Fixing the Silent confirm: true Bug in Payment Intent Creation
Fixing the Silent confirm: true Bug in Payment Intent Creation
Release: v1.0.100
Background
Calmony Pay's SDK is designed to be familiar to developers who have used Stripe. As part of that design, the original CreatePaymentIntentParams TypeScript interface included two Stripe-compatible fields:
confirm?: boolean
return_url?: string
In Stripe's API, passing confirm: true when creating a payment intent triggers automatic confirmation in a single request — the intent is created and immediately charged without a separate confirm call.
The Problem
While these fields were present in the SDK's TypeScript interface, the Calmony Pay server (POST /v1/payment_intents) did not implement the corresponding logic. The createPaymentIntentSchema on the server silently discarded both fields.

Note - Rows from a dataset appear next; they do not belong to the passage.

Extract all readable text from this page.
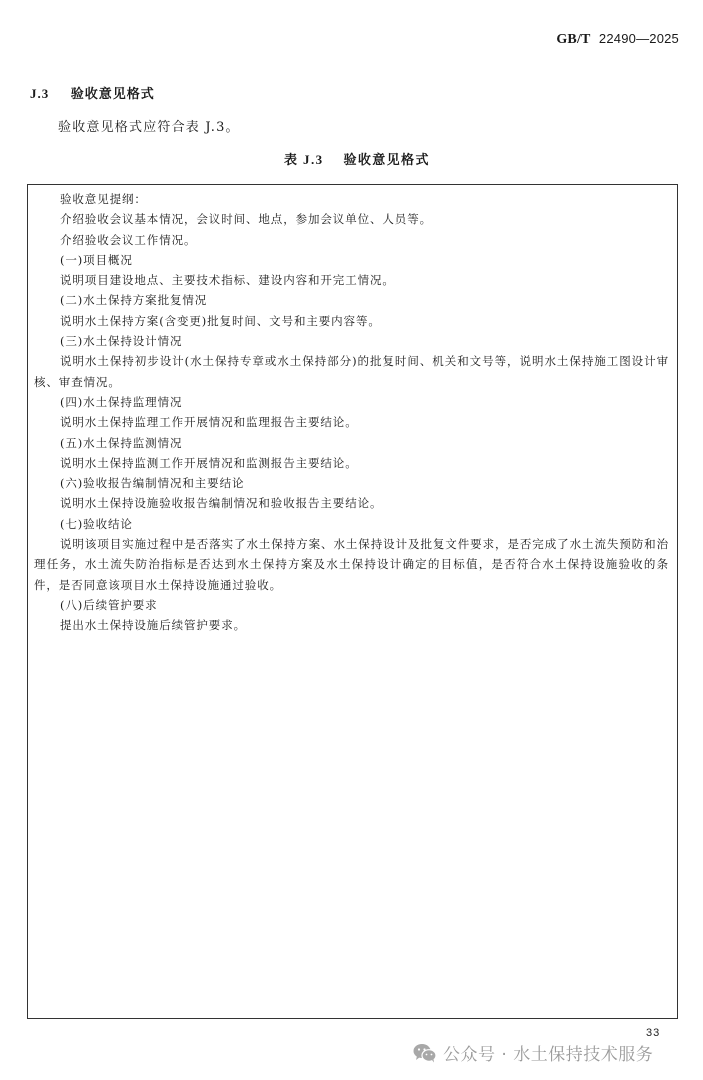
GB/T 22490—2025
J.3 验收意见格式
验收意见格式应符合表 J.3。
表 J.3 验收意见格式

验收意见提纲：

介绍验收会议基本情况，会议时间、地点，参加会议单位、人员等。

介绍验收会议工作情况。

(一)项目概况

说明项目建设地点、主要技术指标、建设内容和开完工情况。

(二)水土保持方案批复情况

说明水土保持方案(含变更)批复时间、文号和主要内容等。

(三)水土保持设计情况

说明水土保持初步设计(水土保持专章或水土保持部分)的批复时间、机关和文号等，说明水土保持施工图设计审核、审查情况。

(四)水土保持监理情况

说明水土保持监理工作开展情况和监理报告主要结论。

(五)水土保持监测情况

说明水土保持监测工作开展情况和监测报告主要结论。

(六)验收报告编制情况和主要结论

说明水土保持设施验收报告编制情况和验收报告主要结论。

(七)验收结论

说明该项目实施过程中是否落实了水土保持方案、水土保持设计及批复文件要求，是否完成了水土流失预防和治理任务，水土流失防治指标是否达到水土保持方案及水土保持设计确定的目标值，是否符合水土保持设施验收的条件，是否同意该项目水土保持设施通过验收。

(八)后续管护要求

提出水土保持设施后续管护要求。

33
公众号 · 水土保持技术服务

The result: a caller passing confirm: true would receive a 200 OK response and a valid payment intent object — but the intent would be in requires_confirmation status, not confirmed. No error was raised. No warning was returned. The flag was simply ignored.
This is a particularly dangerous class of bug. The SDK's type signature advertised a capability the server did not provide, and the failure mode was invisible at call time.
Example of affected code
// Before v1.0.100 — this looked valid but confirm was silently ignored
const intent = await calmonyPay.createPaymentIntent({
amount: 4999,
currency: 'gbp',
confirm: true, // ⚠️ silently stripped by server
return_url: 'https://example.com/complete', // ⚠️ silently stripped
});
// intent.status === 'requires_confirmation'
// — NOT confirmed, despite confirm: true being passed
The Fix
Rather than implement partial Stripe-compatibility that could mask further edge cases, the confirm and return_url fields have been removed from CreatePaymentIntentParams. The SDK interface now precisely matches what the server accepts and processes.
This is a deliberate contract-first correction: the SDK's type surface is the source of truth for what the API supports. Removing these fields makes the mismatch a compile-time error for any integration relying on them, rather than a silent runtime failure.
// After v1.0.100 — CreatePaymentIntentParams no longer includes confirm or return_url
const intent = await calmonyPay.createPaymentIntent({
amount: 4999,
currency: 'gbp',
// confirm and return_url are not valid fields — TypeScript will surface this
});
// To confirm, use the dedicated confirm endpoint:
await calmonyPay.confirmPaymentIntent(intent.id);
Migration Guide
If your integration passed confirm: true or return_url during intent creation, update your code as follows:
Before
const intent = await calmonyPay.createPaymentIntent({
amount: 4999,
currency: 'gbp',
confirm: true,
return_url: 'https://example.com/complete',
});
After
// Step 1: Create the intent
const intent = await calmonyPay.createPaymentIntent({
amount: 4999,
currency: 'gbp',
});
// Step 2: Confirm it explicitly
const confirmed = await calmonyPay.confirmPaymentIntent(intent.id);
The two-step flow gives you the same result — a confirmed, charged intent — with explicit control at each stage.
Affected Files
| File | Change |
|---|---|
src/lib/calmony-pay/client.ts | Removed confirm and return_url from CreatePaymentIntentParams |
src/app/api/v1/payment_intents/route.ts | No functional change; server already did not process these fields |
Why This Matters
Silent parameter stripping is one of the hardest categories of API bug to detect in production. An integration test that checks for a 200 OK would pass; only a test asserting on the returned status field would catch it. By aligning the SDK interface with actual server behaviour, integrations that relied on confirm: true will now fail loudly at the TypeScript compilation stage rather than silently at runtime.